There needs to be good and open communication between the laboratory and the treating physicians, she said. “If the physician sees something that doesn’t make sense, they shouldn’t take the A1c value at face value—we should be able to have those conversations about what might be happening. And the lab can also help guide what the additional investigation should look like.”
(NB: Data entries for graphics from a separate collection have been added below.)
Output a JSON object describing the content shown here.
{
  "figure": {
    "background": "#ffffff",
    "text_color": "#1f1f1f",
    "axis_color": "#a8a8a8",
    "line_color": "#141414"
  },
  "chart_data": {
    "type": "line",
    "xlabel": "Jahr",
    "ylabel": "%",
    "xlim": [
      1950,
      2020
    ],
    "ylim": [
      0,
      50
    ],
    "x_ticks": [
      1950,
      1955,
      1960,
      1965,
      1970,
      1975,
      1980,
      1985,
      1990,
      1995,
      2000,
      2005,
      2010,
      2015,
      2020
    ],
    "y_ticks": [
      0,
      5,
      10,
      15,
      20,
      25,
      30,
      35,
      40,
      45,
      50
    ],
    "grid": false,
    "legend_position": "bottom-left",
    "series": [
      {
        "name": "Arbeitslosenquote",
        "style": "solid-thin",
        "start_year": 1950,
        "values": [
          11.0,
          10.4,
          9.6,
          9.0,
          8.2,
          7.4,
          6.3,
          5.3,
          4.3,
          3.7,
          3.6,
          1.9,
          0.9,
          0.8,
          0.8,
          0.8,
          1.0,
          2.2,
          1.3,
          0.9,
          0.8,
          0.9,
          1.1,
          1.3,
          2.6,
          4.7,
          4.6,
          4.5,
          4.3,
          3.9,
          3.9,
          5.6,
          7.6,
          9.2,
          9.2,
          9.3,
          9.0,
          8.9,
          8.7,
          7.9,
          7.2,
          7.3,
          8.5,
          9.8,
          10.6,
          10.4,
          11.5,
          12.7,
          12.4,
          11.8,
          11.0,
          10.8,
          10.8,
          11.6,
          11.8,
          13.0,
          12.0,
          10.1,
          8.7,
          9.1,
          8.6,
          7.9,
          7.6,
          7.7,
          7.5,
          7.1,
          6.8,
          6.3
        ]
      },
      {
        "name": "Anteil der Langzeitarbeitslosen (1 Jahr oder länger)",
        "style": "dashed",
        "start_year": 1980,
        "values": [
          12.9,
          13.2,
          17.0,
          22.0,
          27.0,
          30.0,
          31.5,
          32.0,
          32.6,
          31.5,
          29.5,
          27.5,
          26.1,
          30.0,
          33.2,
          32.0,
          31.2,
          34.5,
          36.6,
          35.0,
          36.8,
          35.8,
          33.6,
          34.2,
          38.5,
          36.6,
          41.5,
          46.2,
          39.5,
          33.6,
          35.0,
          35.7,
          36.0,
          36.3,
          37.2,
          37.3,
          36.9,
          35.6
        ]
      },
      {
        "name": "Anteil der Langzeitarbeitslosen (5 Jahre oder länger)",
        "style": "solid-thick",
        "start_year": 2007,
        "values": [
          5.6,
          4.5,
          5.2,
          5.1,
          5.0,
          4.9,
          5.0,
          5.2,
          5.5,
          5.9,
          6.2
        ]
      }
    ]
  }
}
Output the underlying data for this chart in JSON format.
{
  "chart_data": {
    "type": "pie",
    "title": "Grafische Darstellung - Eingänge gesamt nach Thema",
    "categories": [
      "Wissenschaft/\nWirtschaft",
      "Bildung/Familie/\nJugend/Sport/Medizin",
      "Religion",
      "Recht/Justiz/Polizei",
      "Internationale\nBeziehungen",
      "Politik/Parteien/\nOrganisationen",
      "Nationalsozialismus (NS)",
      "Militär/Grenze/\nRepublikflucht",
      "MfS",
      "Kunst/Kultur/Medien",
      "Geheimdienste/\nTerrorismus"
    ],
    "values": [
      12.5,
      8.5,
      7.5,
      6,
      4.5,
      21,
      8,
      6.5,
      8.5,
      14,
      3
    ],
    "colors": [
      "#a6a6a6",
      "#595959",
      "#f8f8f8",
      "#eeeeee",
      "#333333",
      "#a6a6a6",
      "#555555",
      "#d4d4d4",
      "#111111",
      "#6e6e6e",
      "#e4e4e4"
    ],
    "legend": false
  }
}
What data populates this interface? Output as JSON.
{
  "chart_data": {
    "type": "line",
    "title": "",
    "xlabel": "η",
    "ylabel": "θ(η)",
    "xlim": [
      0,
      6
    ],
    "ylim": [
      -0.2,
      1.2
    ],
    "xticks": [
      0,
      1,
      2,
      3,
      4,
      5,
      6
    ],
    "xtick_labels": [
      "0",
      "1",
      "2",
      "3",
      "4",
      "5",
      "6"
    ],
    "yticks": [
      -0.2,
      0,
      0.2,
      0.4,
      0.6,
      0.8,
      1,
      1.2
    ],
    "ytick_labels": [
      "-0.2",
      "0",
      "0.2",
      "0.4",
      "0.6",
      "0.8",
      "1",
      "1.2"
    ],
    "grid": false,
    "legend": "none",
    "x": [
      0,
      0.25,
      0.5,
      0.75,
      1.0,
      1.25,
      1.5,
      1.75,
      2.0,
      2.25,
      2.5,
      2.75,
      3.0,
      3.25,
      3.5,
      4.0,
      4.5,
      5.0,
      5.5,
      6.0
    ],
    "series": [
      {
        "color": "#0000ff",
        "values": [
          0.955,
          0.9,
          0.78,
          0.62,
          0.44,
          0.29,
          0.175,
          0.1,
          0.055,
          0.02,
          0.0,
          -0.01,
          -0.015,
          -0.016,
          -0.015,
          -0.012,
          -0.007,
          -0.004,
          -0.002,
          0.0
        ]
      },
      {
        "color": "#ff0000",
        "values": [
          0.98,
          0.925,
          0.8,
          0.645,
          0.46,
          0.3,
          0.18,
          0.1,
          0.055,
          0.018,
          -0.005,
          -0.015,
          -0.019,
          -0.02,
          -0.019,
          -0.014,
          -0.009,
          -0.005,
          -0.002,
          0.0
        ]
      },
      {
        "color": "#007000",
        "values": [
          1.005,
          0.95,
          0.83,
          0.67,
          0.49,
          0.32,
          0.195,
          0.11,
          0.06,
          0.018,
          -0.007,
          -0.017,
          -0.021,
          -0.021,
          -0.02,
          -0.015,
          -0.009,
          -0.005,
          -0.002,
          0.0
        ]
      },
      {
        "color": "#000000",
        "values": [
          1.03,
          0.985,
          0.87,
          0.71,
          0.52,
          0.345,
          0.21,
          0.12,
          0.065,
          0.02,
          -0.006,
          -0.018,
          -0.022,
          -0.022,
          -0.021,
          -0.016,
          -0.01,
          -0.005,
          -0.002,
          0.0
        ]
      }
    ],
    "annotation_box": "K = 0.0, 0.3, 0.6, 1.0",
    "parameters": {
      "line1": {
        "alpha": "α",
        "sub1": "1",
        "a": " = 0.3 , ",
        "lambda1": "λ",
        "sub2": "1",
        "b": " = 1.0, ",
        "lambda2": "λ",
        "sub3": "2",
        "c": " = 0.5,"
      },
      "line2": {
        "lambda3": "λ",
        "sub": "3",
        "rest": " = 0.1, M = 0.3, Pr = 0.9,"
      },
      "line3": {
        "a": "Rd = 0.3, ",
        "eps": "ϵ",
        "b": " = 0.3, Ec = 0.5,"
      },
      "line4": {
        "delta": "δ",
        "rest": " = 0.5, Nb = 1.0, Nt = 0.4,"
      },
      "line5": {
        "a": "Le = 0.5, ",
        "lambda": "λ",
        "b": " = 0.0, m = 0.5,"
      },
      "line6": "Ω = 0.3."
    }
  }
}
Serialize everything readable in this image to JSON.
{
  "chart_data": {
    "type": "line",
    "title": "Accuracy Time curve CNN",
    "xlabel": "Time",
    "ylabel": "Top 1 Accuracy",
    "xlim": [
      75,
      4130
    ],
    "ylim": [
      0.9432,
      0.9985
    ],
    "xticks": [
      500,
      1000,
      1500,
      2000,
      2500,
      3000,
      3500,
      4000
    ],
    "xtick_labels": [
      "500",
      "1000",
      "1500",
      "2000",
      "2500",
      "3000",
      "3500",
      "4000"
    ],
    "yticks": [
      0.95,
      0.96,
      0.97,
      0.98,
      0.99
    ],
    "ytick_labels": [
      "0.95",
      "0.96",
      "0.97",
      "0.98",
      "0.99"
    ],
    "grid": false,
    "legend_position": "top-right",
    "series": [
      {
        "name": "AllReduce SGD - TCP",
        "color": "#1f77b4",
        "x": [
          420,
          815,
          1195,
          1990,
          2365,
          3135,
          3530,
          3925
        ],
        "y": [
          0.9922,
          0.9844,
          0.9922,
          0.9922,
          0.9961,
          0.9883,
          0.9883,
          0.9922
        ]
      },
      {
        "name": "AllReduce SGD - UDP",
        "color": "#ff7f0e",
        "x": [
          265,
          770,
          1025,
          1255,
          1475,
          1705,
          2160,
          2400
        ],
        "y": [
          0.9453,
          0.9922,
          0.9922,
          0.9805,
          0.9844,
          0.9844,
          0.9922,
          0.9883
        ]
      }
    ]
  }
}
In Fig. 1 is a laboratory algorithm for HbA1c testing developed by Drs. Koch and Rhea-McManus and Lucia Berte. It begins with a question: Does the laboratory information system indicate this is the first HbA1c order for this patient? If yes, the test should be performed by an HPLC or capillary electrophoresis method that does not demonstrate analytical interference from the Hb variants or that can presumptively detect a Hb variant. If no presumptive Hb variant is suspected, the result can be reported and future tests can be performed by any method, Dr. Koch said. If a variant is suspected, and it’s identified as heterozygous for one of the most common variants, “we can report the hemoglobin A1c result,” but future tests should be performed using only methods not affected by the Hb variant trait. “Check the manufacturer’s package insert,” he said. “That will tell you whether or not they’ve identified these variants as being a factor to worry about.”

If no common variants are found, in some cases a homozygous or compound heterozygous Hb variant may be suspected. “If so, we should not report the hemoglobin A1c result,” he said, and a potential interference should be noted. Consultation by the provider with the laboratory medical director or a pathologist also is recommended.

If the request is not the patient’s first HbA1c order, “then we should know whether or not a hemoglobin variant has been previously suspected,” he said. If no variant has been suspected, any method can be used. If a variant was previously suspected and it’s thought to be heterozygous for one of the most common variants, any method not affected by the common heterozygous variants can be used. But if a variant was previously suspected, and it’s thought to be a homozygous or compound heterozygous variant, the requested result should not be reported and the report should recommend that a consultation take place with the laboratory medical director or pathologist.

If the LIS isn’t capable of identifying the patient’s past HbA1c result and whether a hemoglobin variant was present, it may be necessary to set up a prompt at the point of order to query the system for that information. This would involve coordinating with the IT department, “which is often challenging,” Dr. Koch said. “But it needs to be done.”

Charna Albert is CAP TODAY associate contributing editor.